Interne Studie der Bundesnetzagentur

Anfang der Woche wurde zudem eine interne Studie der Bundesnetzagentur bekannt. Demnach könnten in den kommenden Jahren die Strompreise für Haushaltskunden um fünf bis sieben Prozent steigen, nur weil das Stromnetz für den Ausbau der erneuerbaren Energien fit gemacht werden muss. Dahinter steckt ein möglicher Anstieg der Netzentgelte um 16 bis 24 Prozent  – je nachdem, wie stark die Netzbetreiber in neue Stromleitungen investieren müssen.

Steigende Strompreise, drohende Stromsperren, das alles ist in seiner Kombination politischer Zündstoff. Erst recht in Zeiten der Energiewende. Schließlich hat sich Deutschland ambitionierte Klimaschutzziele gesetzt und einen Atomausstieg beschlossen. Immer öfter taucht deshalb die Frage auf: Wer trägt eigentlich die Kosten der Energiewende?

Klar ist, dass es zurzeit nicht die Industrie ist. Sie genießt zahlreiche Ausnahmeregelungen, wenn es um die Kosten des Ökostromausbaus geht. Bestes Beispiel ist etwa die Besondere Ausgleichsregelung . Sie soll Unternehmen, die im internationalen Wettbewerb stehen, von der Umlage nach dem Erneuerbaren-Energien-Gesetz (EEG-Umlage) befreien. Mit der EEG-Umlage (zurzeit 3,59 Cent je Kilowattstunde) beteiligt sich jeder Stromkunde am Ökostromausbau.

Doch im vergangenen Jahr hat Schwarz-Gelb die Kriterien verändert. Immer mehr Unternehmen können nun eine Ausnahme verlangen.

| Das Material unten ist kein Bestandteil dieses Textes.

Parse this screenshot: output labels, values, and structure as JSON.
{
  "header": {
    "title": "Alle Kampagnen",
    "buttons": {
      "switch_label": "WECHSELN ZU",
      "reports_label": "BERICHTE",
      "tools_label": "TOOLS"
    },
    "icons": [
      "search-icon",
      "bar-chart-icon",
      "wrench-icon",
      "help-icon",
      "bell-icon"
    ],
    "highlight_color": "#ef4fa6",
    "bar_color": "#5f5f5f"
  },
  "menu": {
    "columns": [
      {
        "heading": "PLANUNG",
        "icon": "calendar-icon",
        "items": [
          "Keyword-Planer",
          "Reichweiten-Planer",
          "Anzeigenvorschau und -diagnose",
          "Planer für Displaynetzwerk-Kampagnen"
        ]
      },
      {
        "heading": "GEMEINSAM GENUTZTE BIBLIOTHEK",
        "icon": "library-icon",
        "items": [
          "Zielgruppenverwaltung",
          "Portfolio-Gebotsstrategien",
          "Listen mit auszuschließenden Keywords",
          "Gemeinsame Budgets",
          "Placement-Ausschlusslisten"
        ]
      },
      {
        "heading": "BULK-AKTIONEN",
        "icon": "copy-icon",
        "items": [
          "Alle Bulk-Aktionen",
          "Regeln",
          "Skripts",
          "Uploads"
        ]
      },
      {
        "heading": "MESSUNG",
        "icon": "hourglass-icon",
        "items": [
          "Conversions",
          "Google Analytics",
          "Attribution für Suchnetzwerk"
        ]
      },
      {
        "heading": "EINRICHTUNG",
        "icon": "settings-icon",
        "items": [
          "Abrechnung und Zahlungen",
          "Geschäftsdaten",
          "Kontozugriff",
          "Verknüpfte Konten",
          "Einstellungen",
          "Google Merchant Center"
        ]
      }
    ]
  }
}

Das Bundesumweltministerium schätzt , dass allein in diesem Jahr rund 730 Unternehmen so mehr als 2,5 Milliarden Euro einsparen werden. "Wir brauchen eine transparente Diskussion über die Entlastung der stromintensiven Industrie und keine Deals mit den Lobbygruppen", fordert Ingrid Nestle, Sprecherin für Energiewirtschaft der Grünen . Nach einer Studie im Auftrag ihrer Partei profitiert zurzeit selbst der Braunkohletagebau von der Ausnahmeregelung. Obwohl deutsche Braunkohle nicht im Ausland, sondern im nächsten Kohlekraftwerk landet.

Leserkommentare
  1. Und es ist auch richtig das die Industrie entlastet wird. Wird das nicht gemacht, dann haben wir bald noch mehr Arbeitslose/Hartz-IV-Empfänger die den Strom nicht zahlen können.
    Das gesamte Projekt Energiewende war zu ambitioniert und mit der zusätzlichen Abschaltung der AKWs ist es noch teurer geworden. Die Suppe müssen wir jetzt wohl oder übel auslöffeln.
    Wir haben uns ein paar Jahre ein riesiges Konjunkturpaket gegönnt (alleine PV ~ 120 Milliarden) und das müssen wir jetzt eben die nächsten 20 Jahre abzahlen.
    Wird die Energieintensive Industrie damit belastet, dann gibt es in 20 Jahren diese nicht mehr am Standort Deutschland.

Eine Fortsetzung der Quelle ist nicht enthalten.